All forms are blue solids, with varying degrees of water solubility. A practical application of the compound is as a source of dietary copper in animal feeds.

== Synthesis ==
Bis(glycinato)copper(II) is typically prepared from the reaction of copper(II) acetate in aqueous ethanol with glycine:

 Cu(OAc)_{2} + 2 H_{2}NCH_{2}COOH + x H_{2}O → [Cu(H_{2}NCH_{2}COO)_{2}(H_{2}O)_{x}] + 2 AcOH, x = 0 or 1

The reaction proceeds through a non-redox dissociative substitution mechanism and usually affords the cis isomer.

== Structure ==
Like most amino acid complexes, the glycinate forms a 5-membered chelate ring, with the glycinato ligand serving as a bidentate (κ^{2}Ο,Ν) species. The chelating ligands assume a square planar configuration around the copper atom as is common for tetracoordinate d^{9} complexes, calculated to be much lower in energy than the alternative tetrahedral arrangement. A typical complex is Cu(glycinate)_{2}, i.e. Cu(H_{2}NCH_{2}CO_{2})_{2}, which exists both in cis and trans isomers.
=== Cis and trans isomerism ===
The unsymmetric nature of the ligand and square planar coordination thereof gives rise to two possible geometric isomers: a cis and a trans form.

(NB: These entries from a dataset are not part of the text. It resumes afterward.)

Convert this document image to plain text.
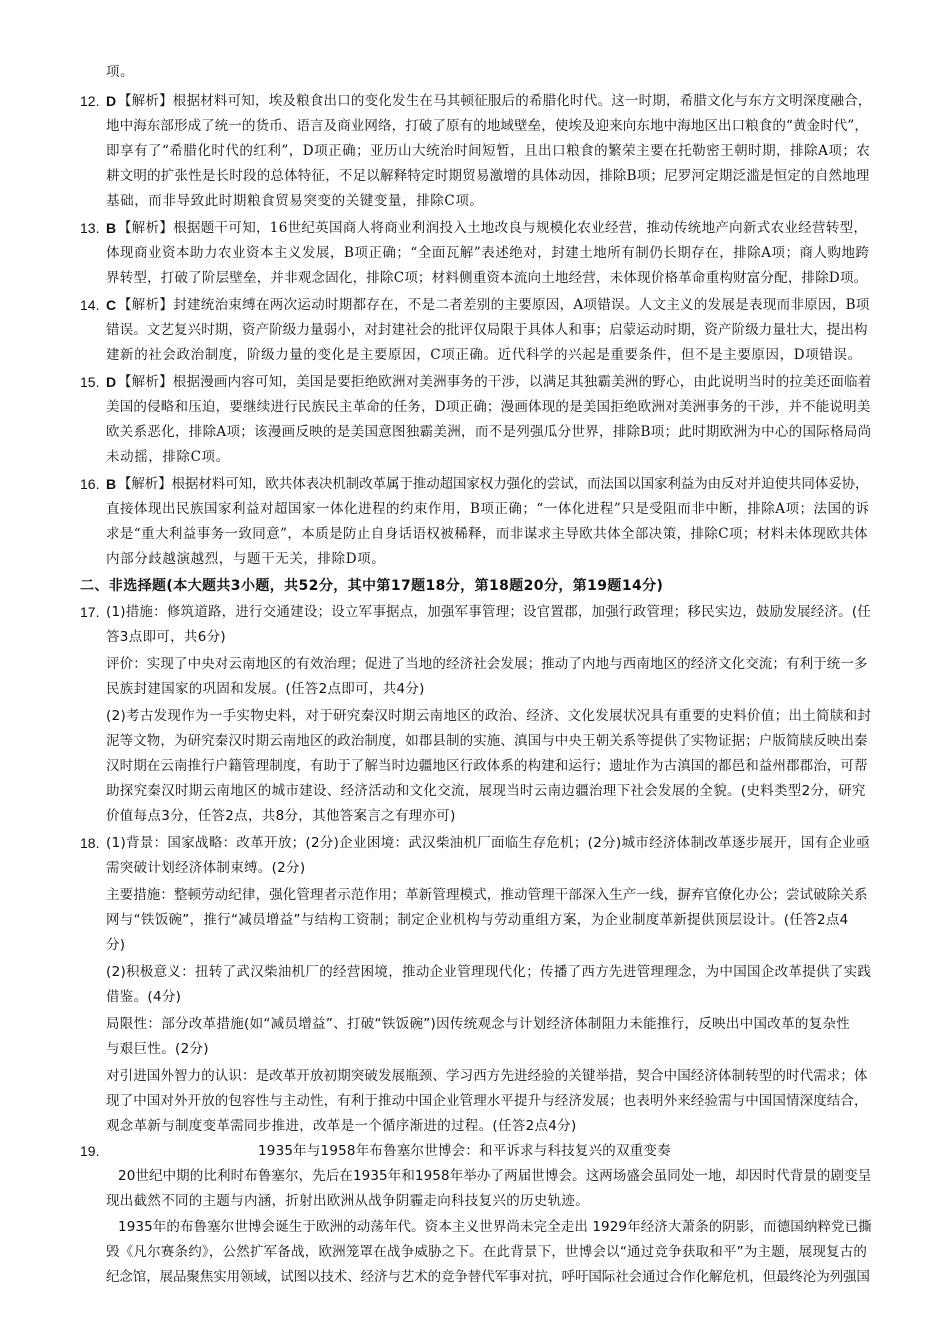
项。
12. D 【解析】根据材料可知，埃及粮食出口的变化发生在马其顿征服后的希腊化时代。这一时期，希腊文化与东方文明深度融合，
地中海东部形成了统一的货币、语言及商业网络，打破了原有的地域壁垒，使埃及迎来向东地中海地区出口粮食的“黄金时代”，
即享有了“希腊化时代的红利”，D项正确；亚历山大统治时间短暂，且出口粮食的繁荣主要在托勒密王朝时期，排除A项；农
耕文明的扩张性是长时段的总体特征，不足以解释特定时期贸易激增的具体动因，排除B项；尼罗河定期泛滥是恒定的自然地理
基础，而非导致此时期粮食贸易突变的关键变量，排除C项。
13. B 【解析】根据题干可知，16世纪英国商人将商业利润投入土地改良与规模化农业经营，推动传统地产向新式农业经营转型，
体现商业资本助力农业资本主义发展，B项正确；“全面瓦解”表述绝对，封建土地所有制仍长期存在，排除A项；商人购地跨
界转型，打破了阶层壁垒，并非观念固化，排除C项；材料侧重资本流向土地经营，未体现价格革命重构财富分配，排除D项。
14. C 【解析】封建统治束缚在两次运动时期都存在，不是二者差别的主要原因，A项错误。人文主义的发展是表现而非原因，B项
错误。文艺复兴时期，资产阶级力量弱小，对封建社会的批评仅局限于具体人和事；启蒙运动时期，资产阶级力量壮大，提出构
建新的社会政治制度，阶级力量的变化是主要原因，C项正确。近代科学的兴起是重要条件，但不是主要原因，D项错误。
15. D 【解析】根据漫画内容可知，美国是要拒绝欧洲对美洲事务的干涉，以满足其独霸美洲的野心，由此说明当时的拉美还面临着
美国的侵略和压迫，要继续进行民族民主革命的任务，D项正确；漫画体现的是美国拒绝欧洲对美洲事务的干涉，并不能说明美
欧关系恶化，排除A项；该漫画反映的是美国意图独霸美洲，而不是列强瓜分世界，排除B项；此时期欧洲为中心的国际格局尚
未动摇，排除C项。
16. B 【解析】根据材料可知，欧共体表决机制改革属于推动超国家权力强化的尝试，而法国以国家利益为由反对并迫使共同体妥协，
直接体现出民族国家利益对超国家一体化进程的约束作用，B项正确；“一体化进程”只是受阻而非中断，排除A项；法国的诉
求是“重大利益事务一致同意”，本质是防止自身话语权被稀释，而非谋求主导欧共体全部决策，排除C项；材料未体现欧共体
内部分歧越演越烈，与题干无关，排除D项。
二、非选择题(本大题共3小题，共52分，其中第17题18分，第18题20分，第19题14分)
17. (1)措施：修筑道路，进行交通建设；设立军事据点，加强军事管理；设官置郡，加强行政管理；移民实边，鼓励发展经济。(任
答3点即可，共6分)
评价：实现了中央对云南地区的有效治理；促进了当地的经济社会发展；推动了内地与西南地区的经济文化交流；有利于统一多
民族封建国家的巩固和发展。(任答2点即可，共4分)
(2)考古发现作为一手实物史料，对于研究秦汉时期云南地区的政治、经济、文化发展状况具有重要的史料价值；出土简牍和封
泥等文物，为研究秦汉时期云南地区的政治制度，如郡县制的实施、滇国与中央王朝关系等提供了实物证据；户版简牍反映出秦
汉时期在云南推行户籍管理制度，有助于了解当时边疆地区行政体系的构建和运行；遗址作为古滇国的都邑和益州郡郡治，可帮
助探究秦汉时期云南地区的城市建设、经济活动和文化交流，展现当时云南边疆治理下社会发展的全貌。(史料类型2分，研究
价值每点3分，任答2点，共8分，其他答案言之有理亦可)
18. (1)背景：国家战略：改革开放；(2分)企业困境：武汉柴油机厂面临生存危机；(2分)城市经济体制改革逐步展开，国有企业亟
需突破计划经济体制束缚。(2分)
主要措施：整顿劳动纪律，强化管理者示范作用；革新管理模式，推动管理干部深入生产一线，摒弃官僚化办公；尝试破除关系
网与“铁饭碗”，推行“减员增益”与结构工资制；制定企业机构与劳动重组方案，为企业制度革新提供顶层设计。(任答2点4
分)
(2)积极意义：扭转了武汉柴油机厂的经营困境，推动企业管理现代化；传播了西方先进管理理念，为中国国企改革提供了实践
借鉴。(4分)
局限性：部分改革措施(如“减员增益”、打破“铁饭碗”)因传统观念与计划经济体制阻力未能推行，反映出中国改革的复杂性
与艰巨性。(2分)
对引进国外智力的认识：是改革开放初期突破发展瓶颈、学习西方先进经验的关键举措，契合中国经济体制转型的时代需求；体
现了中国对外开放的包容性与主动性，有利于推动中国企业管理水平提升与经济发展；也表明外来经验需与中国国情深度结合，
观念革新与制度变革需同步推进，改革是一个循序渐进的过程。(任答2点4分)
19.	1935年与1958年布鲁塞尔世博会：和平诉求与科技复兴的双重变奏
20世纪中期的比利时布鲁塞尔，先后在1935年和1958年举办了两届世博会。这两场盛会虽同处一地，却因时代背景的剧变呈
现出截然不同的主题与内涵，折射出欧洲从战争阴霾走向科技复兴的历史轨迹。
1935年的布鲁塞尔世博会诞生于欧洲的动荡年代。资本主义世界尚未完全走出 1929年经济大萧条的阴影，而德国纳粹党已撕
毁《凡尔赛条约》，公然扩军备战，欧洲笼罩在战争威胁之下。在此背景下，世博会以“通过竞争获取和平”为主题，展现复古的
纪念馆，展品聚焦实用领域，试图以技术、经济与艺术的竞争替代军事对抗，呼吁国际社会通过合作化解危机，但最终沦为列强国
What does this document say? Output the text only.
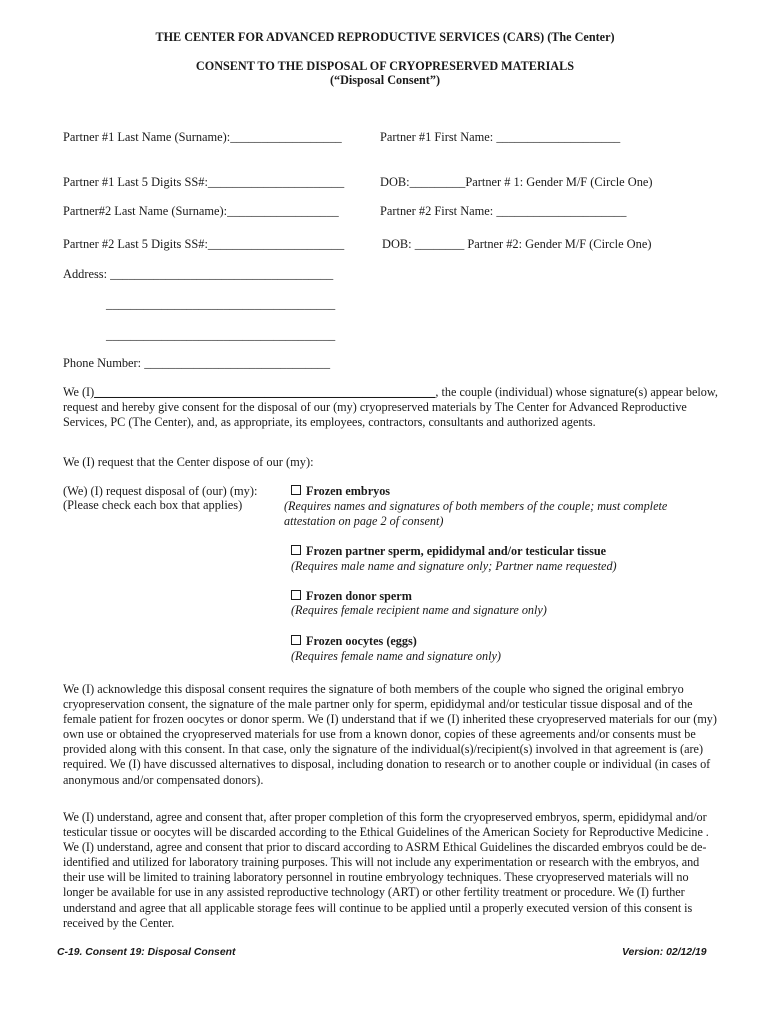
THE CENTER FOR ADVANCED REPRODUCTIVE SERVICES (CARS) (The Center)
CONSENT TO THE DISPOSAL OF CRYOPRESERVED MATERIALS
(“Disposal Consent”)
Partner #1 Last Name (Surname):__________________	Partner #1 First Name: ____________________
Partner #1 Last 5 Digits SS#:______________________	DOB:_________Partner # 1: Gender M/F (Circle One)
Partner#2 Last Name (Surname):__________________	Partner #2 First Name: _____________________
Partner #2 Last 5 Digits SS#:______________________	DOB: ________ Partner #2: Gender M/F (Circle One)
Address: ____________________________________
_____________________________________
_____________________________________
Phone Number: ______________________________
We (I)________________________________________________________, the couple (individual) whose signature(s) appear below, request and hereby give consent for the disposal of our (my) cryopreserved materials by The Center for Advanced Reproductive Services, PC (The Center), and, as appropriate, its employees, contractors, consultants and authorized agents.
We (I) request that the Center dispose of our (my):
(We) (I) request disposal of (our) (my):
(Please check each box that applies)
Frozen embryos
(Requires names and signatures of both members of the couple; must complete
attestation on page 2 of consent)
Frozen partner sperm, epididymal and/or testicular tissue
(Requires male name and signature only; Partner name requested)
Frozen donor sperm
(Requires female recipient name and signature only)
Frozen oocytes (eggs)
(Requires female name and signature only)
We (I) acknowledge this disposal consent requires the signature of both members of the couple who signed the original embryo cryopreservation consent, the signature of the male partner only for sperm, epididymal and/or testicular tissue disposal and of the female patient for frozen oocytes or donor sperm. We (I) understand that if we (I) inherited these cryopreserved materials for our (my) own use or obtained the cryopreserved materials for use from a known donor, copies of these agreements and/or consents must be provided along with this consent. In that case, only the signature of the individual(s)/recipient(s) involved in that agreement is (are) required. We (I) have discussed alternatives to disposal, including donation to research or to another couple or individual (in cases of anonymous and/or compensated donors).
We (I) understand, agree and consent that, after proper completion of this form the cryopreserved embryos, sperm, epididymal and/or testicular tissue or oocytes will be discarded according to the Ethical Guidelines of the American Society for Reproductive Medicine . We (I) understand, agree and consent that prior to discard according to ASRM Ethical Guidelines the discarded embryos could be de-identified and utilized for laboratory training purposes. This will not include any experimentation or research with the embryos, and their use will be limited to training laboratory personnel in routine embryology techniques. These cryopreserved materials will no longer be available for use in any assisted reproductive technology (ART) or other fertility treatment or procedure. We (I) further understand and agree that all applicable storage fees will continue to be applied until a properly executed version of this consent is received by the Center.
C-19. Consent 19: Disposal Consent	Version: 02/12/19
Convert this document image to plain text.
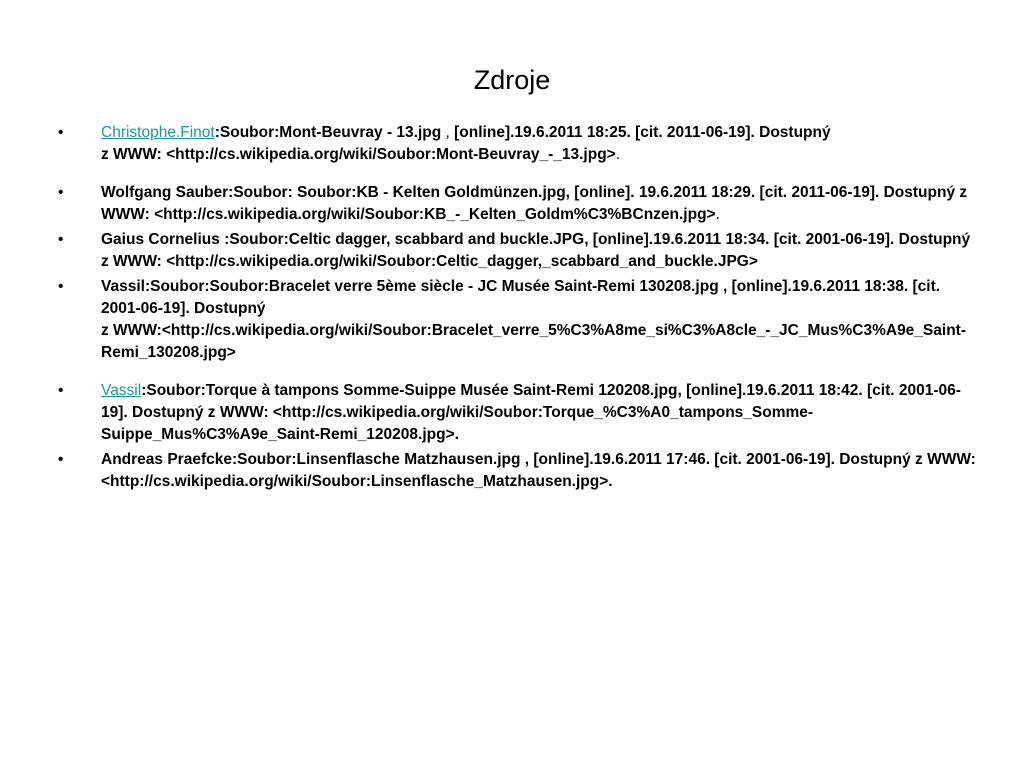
Zdroje
• Christophe.Finot:Soubor:Mont-Beuvray - 13.jpg , [online].19.6.2011 18:25. [cit. 2011-06-19]. Dostupný
z WWW: <http://cs.wikipedia.org/wiki/Soubor:Mont-Beuvray_-_13.jpg>.
• Wolfgang Sauber:Soubor: Soubor:KB - Kelten Goldmünzen.jpg, [online]. 19.6.2011 18:29. [cit. 2011-06-19]. Dostupný z WWW: <http://cs.wikipedia.org/wiki/Soubor:KB_-_Kelten_Goldm%C3%BCnzen.jpg>.
• Gaius Cornelius :Soubor:Celtic dagger, scabbard and buckle.JPG, [online].19.6.2011 18:34. [cit. 2001-06-19]. Dostupný z WWW: <http://cs.wikipedia.org/wiki/Soubor:Celtic_dagger,_scabbard_and_buckle.JPG>
• Vassil:Soubor:Soubor:Bracelet verre 5ème siècle - JC Musée Saint-Remi 130208.jpg , [online].19.6.2011 18:38. [cit. 2001-06-19]. Dostupný
z WWW:<http://cs.wikipedia.org/wiki/Soubor:Bracelet_verre_5%C3%A8me_si%C3%A8cle_-_JC_Mus%C3%A9e_Saint-Remi_130208.jpg>
• Vassil:Soubor:Torque à tampons Somme-Suippe Musée Saint-Remi 120208.jpg, [online].19.6.2011 18:42. [cit. 2001-06-19]. Dostupný z WWW: <http://cs.wikipedia.org/wiki/Soubor:Torque_%C3%A0_tampons_Somme-Suippe_Mus%C3%A9e_Saint-Remi_120208.jpg>.
• Andreas Praefcke:Soubor:Linsenflasche Matzhausen.jpg , [online].19.6.2011 17:46. [cit. 2001-06-19]. Dostupný z WWW: <http://cs.wikipedia.org/wiki/Soubor:Linsenflasche_Matzhausen.jpg>.
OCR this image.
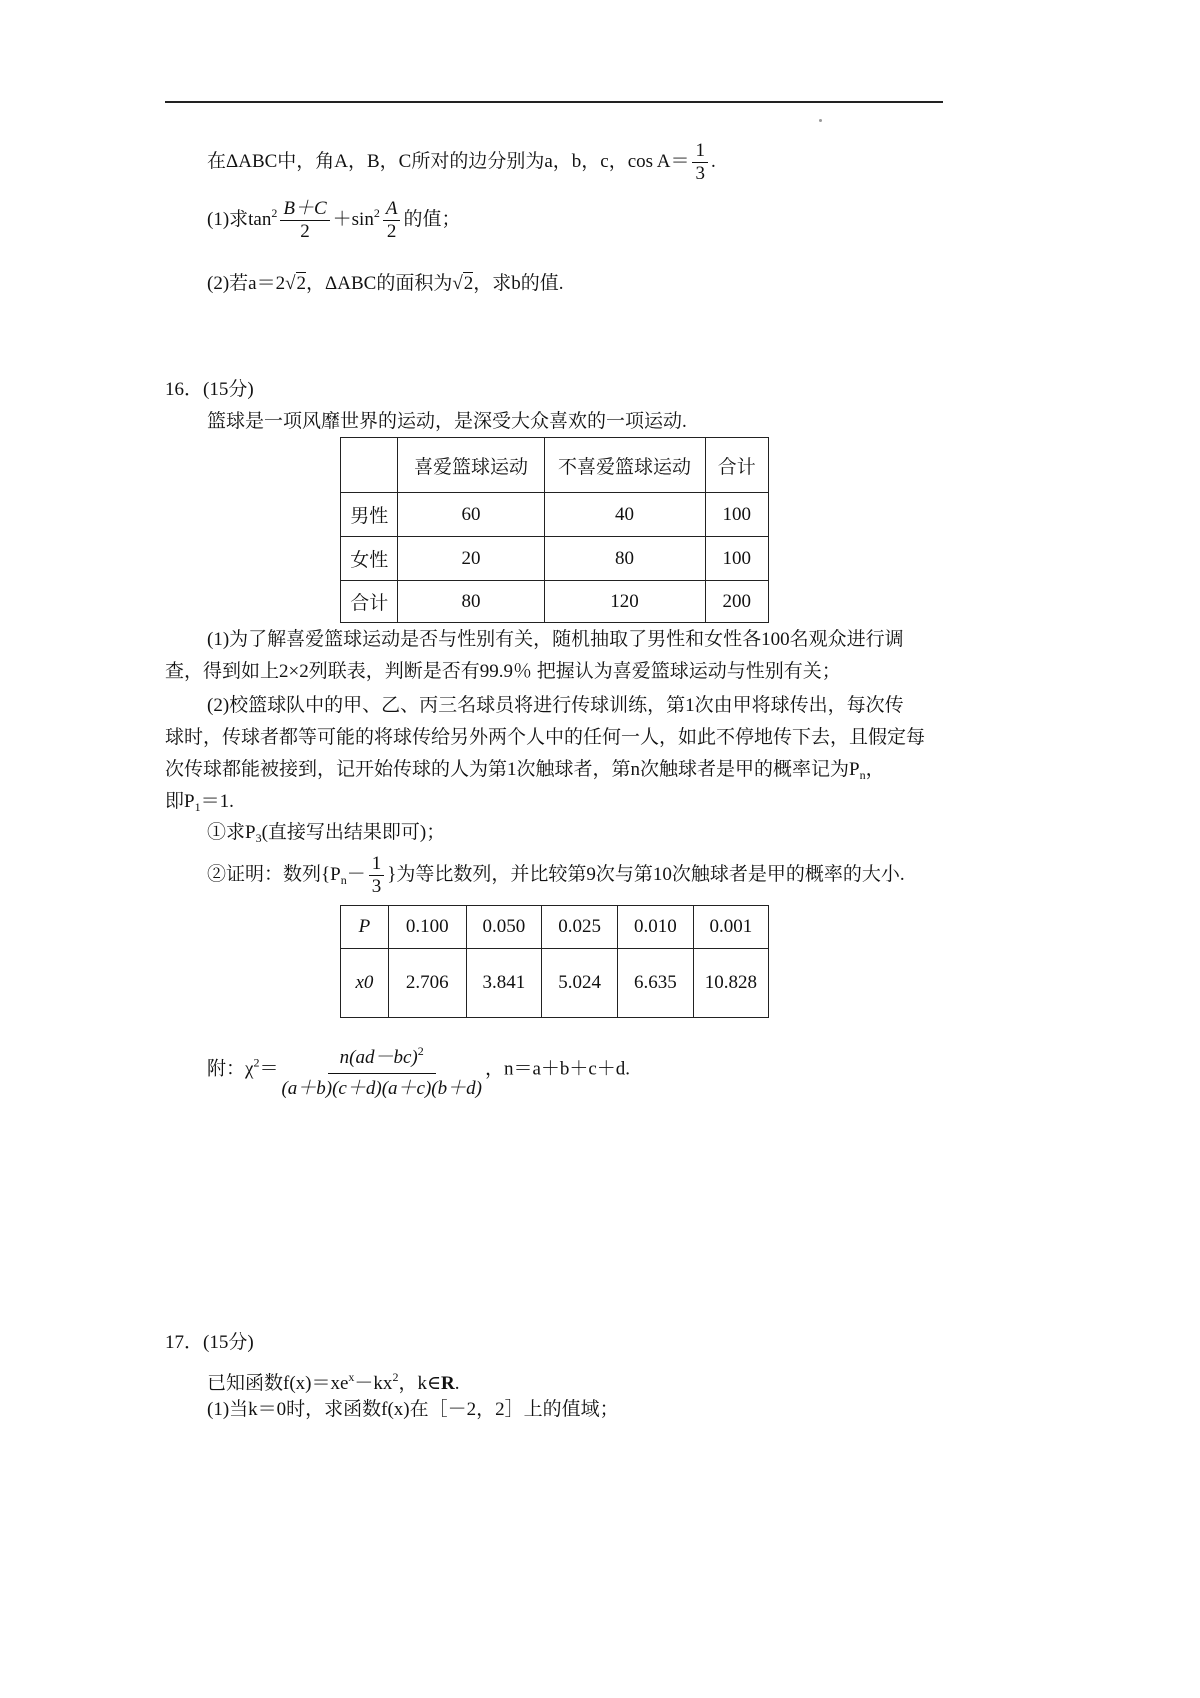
在ΔABC中，角A，B，C所对的边分别为a，b，c，$\cos A= \frac{1}{3}$ .
(1)求$\tan^2 \frac{B+C}{2} +\sin^2 \frac{A}{2}$ 的值；
(2)若a＝2√2，ΔABC的面积为√2，求b的值.
16．(15分)
篮球是一项风靡世界的运动，是深受大众喜欢的一项运动.
	喜爱篮球运动	不喜爱篮球运动	合计
男性	60	40	100
女性	20	80	100
合计	80	120	200
(1)为了解喜爱篮球运动是否与性别有关，随机抽取了男性和女性各100名观众进行调
查，得到如上2×2列联表，判断是否有99.9％ 把握认为喜爱篮球运动与性别有关；
(2)校篮球队中的甲、乙、丙三名球员将进行传球训练，第1次由甲将球传出，每次传
球时，传球者都等可能的将球传给另外两个人中的任何一人，如此不停地传下去，且假定每
次传球都能被接到，记开始传球的人为第1次触球者，第n次触球者是甲的概率记为$P_n$，
即$P_1=1$.
①求$P_3$(直接写出结果即可)；
②证明：数列{$P_n- \frac{1}{3}$ }为等比数列，并比较第9次与第10次触球者是甲的概率的大小.
P	0.100	0.050	0.025	0.010	0.001
x0	2.706	3.841	5.024	6.635	10.828
附：$\chi^2= \frac{n(ad-bc)^2}{(a+b)(c+d)(a+c)(b+d)}$ ，n＝a＋b＋c＋d.
17．(15分)
已知函数$f(x)=xe^x-kx^2$，k∈R.
(1)当k＝0时，求函数f(x)在［－2，2］上的值域；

Multiple ways of differentiating the geometric isomers exist, an easily accessible one being IR spectroscopy with the characteristic number of C–N, C–O, and Cu^{II}–N identifying the ligand configuration. Crystal appearance may also be of some value for isomer indication, though the ultimate diagnostic technique is X-ray crystallography.

All forms of the complex have been characterized crystallographically, the most commonly isolated one being the cis monohydrate (x = 1).

Isomerisation of the cis to the trans form occurs at high temperatures via a ring-twisting mechanism.